Qualifying for Debt Consolidation Loans California
Many Californians have multiple debts that they have to pay each month. Despite making their payments, it may seem as if paying off all of the debts is impossible. One possible solution to becoming debt free is obtaining a debt consolidation loan in California.
Debt consolidation loans can help people who have debts roll multiple loans and accounts into a single loan that often has a lower interest rate. They are then able to make a single payment to the lender each month rather than making multiple payments to the individual creditors for which the loan has been taken out. Getting a debt consolidation loan might help you to pay off your debts much faster than if you continue to make your minimum monthly payments for all of your individual debts. However, you must be able to qualify in order to be approved for a debt consolidation loan California.
Types of Debt that Qualify for Debt Consolidation Loans California
Not all types of debts qualify for debt consolidation loans. In order for your debts to qualify for one of these loans, the debts must be unsecured debts. These are debts for which nothing is held as collateral such as credit cards and medical debts. Qualifying debts do not include such things as auto loans or mortgages. If you have a significant amount of credit card and medical debt, getting a debt consolidation loan might help you to become debt-free faster since the interest rates are normally much lower for debt consolidation loans than they are for high-interest credit cards.
Who Qualifies for Debt Consolidation Loans?
In order to obtain a debt consolidation loan, you will need to have a qualifying credit score. Like other types of loans, lenders want to see that you are a good credit risk. People who have bad credit normally will not qualify for debt consolidation loans. Lenders will want to see that you have a good credit score and a history of making your payments on time. If you do have a lower credit score, any loan that you might be able to secure may have a higher interest rate.
It is also important that you are able to show that you have a steady income from your job. A lender might ask to see bank statements, paycheck stubs or tax returns to see that you have an income that is sufficient for you to be able to repay your debt consolidation loan.
Lenders may also want to see that you are financially stable. Signs of stability might include maintaining the same residence for a long period of time and having a debt-to-income ratio that is not too high. If your debts are more than 36 percent of your income, you may have a more difficult time securing a debt consolidation loan.
If you do have marks on your credit, a lender might want to see that you have some equity. Having equity to secure your loan may make lenders more secure with the fact that you will make the payments on your loan.
What to Do to Prepare to Apply for a Debt Consolidation Loan in California
If you believe that you would benefit by getting a personal debt consolidation loan, there are some things that you should do to prepare. Preparing to apply for a loan may enhance the likelihood that your application will be approved. You should start by getting copies of your credit reports from each of the three major credit reporting agencies, including TransUnion, Equifax, and Experian. Each of these agencies is required to give you a free copy of your credit report each year.

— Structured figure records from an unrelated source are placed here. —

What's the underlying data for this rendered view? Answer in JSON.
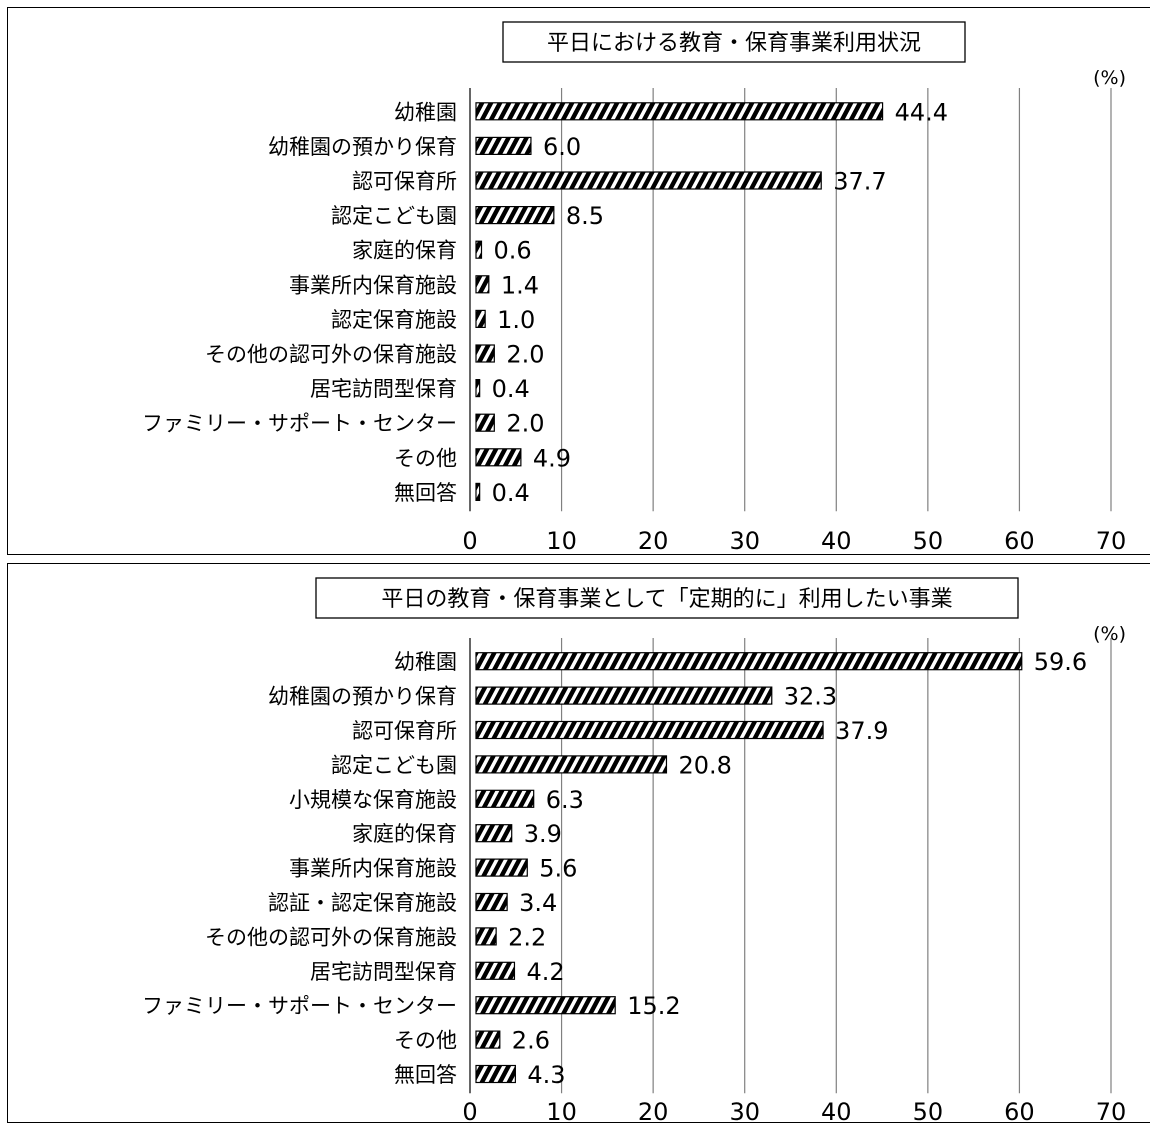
{
  "chart_data": [
    {
      "type": "bar",
      "title": "平日における教育・保育事業利用状況",
      "unit": "(%)",
      "categories": [
        "幼稚園",
        "幼稚園の預かり保育",
        "認可保育所",
        "認定こども園",
        "家庭的保育",
        "事業所内保育施設",
        "認定保育施設",
        "その他の認可外の保育施設",
        "居宅訪問型保育",
        "ファミリー・サポート・センター",
        "その他",
        "無回答"
      ],
      "values": [
        44.4,
        6.0,
        37.7,
        8.5,
        0.6,
        1.4,
        1.0,
        2.0,
        0.4,
        2.0,
        4.9,
        0.4
      ],
      "value_labels": [
        "44.4",
        "6.0",
        "37.7",
        "8.5",
        "0.6",
        "1.4",
        "1.0",
        "2.0",
        "0.4",
        "2.0",
        "4.9",
        "0.4"
      ],
      "xlim": [
        0,
        70
      ],
      "xticks": [
        0,
        10,
        20,
        30,
        40,
        50,
        60,
        70
      ],
      "orientation": "horizontal",
      "grid": true,
      "bar_fill": "diagonal-hatch",
      "colors": {
        "bar_stripe": "#000000",
        "bar_bg": "#ffffff",
        "grid": "#808080"
      }
    },
    {
      "type": "bar",
      "title": "平日の教育・保育事業として「定期的に」利用したい事業",
      "unit": "(%)",
      "categories": [
        "幼稚園",
        "幼稚園の預かり保育",
        "認可保育所",
        "認定こども園",
        "小規模な保育施設",
        "家庭的保育",
        "事業所内保育施設",
        "認証・認定保育施設",
        "その他の認可外の保育施設",
        "居宅訪問型保育",
        "ファミリー・サポート・センター",
        "その他",
        "無回答"
      ],
      "values": [
        59.6,
        32.3,
        37.9,
        20.8,
        6.3,
        3.9,
        5.6,
        3.4,
        2.2,
        4.2,
        15.2,
        2.6,
        4.3
      ],
      "value_labels": [
        "59.6",
        "32.3",
        "37.9",
        "20.8",
        "6.3",
        "3.9",
        "5.6",
        "3.4",
        "2.2",
        "4.2",
        "15.2",
        "2.6",
        "4.3"
      ],
      "xlim": [
        0,
        70
      ],
      "xticks": [
        0,
        10,
        20,
        30,
        40,
        50,
        60,
        70
      ],
      "orientation": "horizontal",
      "grid": true,
      "bar_fill": "diagonal-hatch",
      "colors": {
        "bar_stripe": "#000000",
        "bar_bg": "#ffffff",
        "grid": "#808080"
      }
    }
  ]
}
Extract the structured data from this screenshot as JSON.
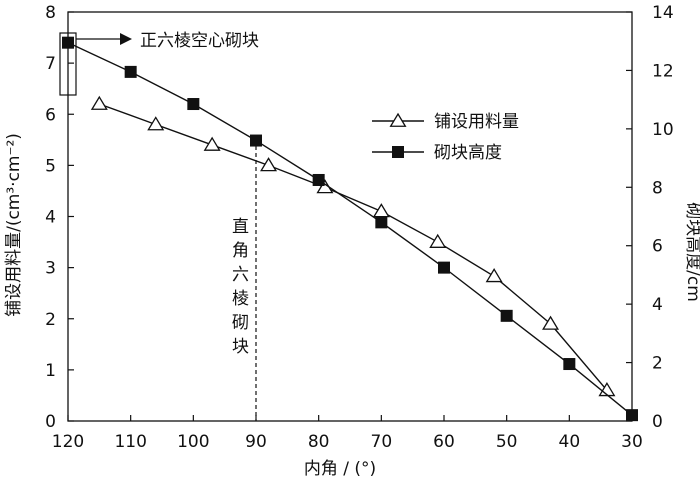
{
  "chart_data": {
    "type": "line",
    "x_axis": {
      "label": "内角 / (°)",
      "reversed": true,
      "lim": [
        30,
        120
      ],
      "ticks": [
        120,
        110,
        100,
        90,
        80,
        70,
        60,
        50,
        40,
        30
      ]
    },
    "y_axis_left": {
      "label": "铺设用料量/(cm³·cm⁻²)",
      "lim": [
        0,
        8
      ],
      "ticks": [
        0,
        1,
        2,
        3,
        4,
        5,
        6,
        7,
        8
      ]
    },
    "y_axis_right": {
      "label": "砌块高度/cm",
      "lim": [
        0,
        14
      ],
      "ticks": [
        0,
        2,
        4,
        6,
        8,
        10,
        12,
        14
      ]
    },
    "series": [
      {
        "name": "铺设用料量",
        "axis": "left",
        "marker": "open-triangle",
        "x": [
          115,
          106,
          97,
          88,
          79,
          70,
          61,
          52,
          43,
          34
        ],
        "y": [
          6.2,
          5.8,
          5.4,
          5.0,
          4.57,
          4.1,
          3.5,
          2.83,
          1.9,
          0.6
        ]
      },
      {
        "name": "砌块高度",
        "axis": "right",
        "marker": "filled-square",
        "x": [
          120,
          110,
          100,
          90,
          80,
          70,
          60,
          50,
          40,
          30
        ],
        "y": [
          12.95,
          11.95,
          10.85,
          9.6,
          8.25,
          6.8,
          5.25,
          3.6,
          1.95,
          0.2
        ]
      }
    ],
    "legend": {
      "placement": "right-middle"
    },
    "grid": false,
    "annotations": [
      {
        "text": "正六棱空心砌块",
        "at_x": 120
      },
      {
        "text": "直角六棱砌块",
        "at_x": 90
      }
    ]
  }
}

You can either send for your copies by mailing requests or obtain them by going to annualcreditreport.com.
Once you have your copies of your credit reports from each of the three credit reporting agencies, read through them carefully. Highlight any information that you may find is inaccurate. You can request that the agencies fix any incorrect information that you find on your reports. Inaccurate information that the agencies are unable to verify must be removed from your credit reports after 30 days. Once you have corrected any mistakes on your credit reports, you should gather your financial documents, including your pay stubs, bank statements, and tax returns.
Applying for a debt consolidation loan is fairly straightforward. The lender that you choose will look at your credit history, income and indicators of your financial stability. If you are approved, you will receive a debt consolidation loan that you can then use to pay off your high-interest unsecured debts. You can then simply make your monthly payments on your debt consolidation loan rather than sending multiple payments to your creditors.
In order to secure a debt consolidation loan, you must meet the qualifications required by your lender. Debt consolidation loans can help you to repay your debts much faster so that you can become debt-free. These loans can be very beneficial to many people.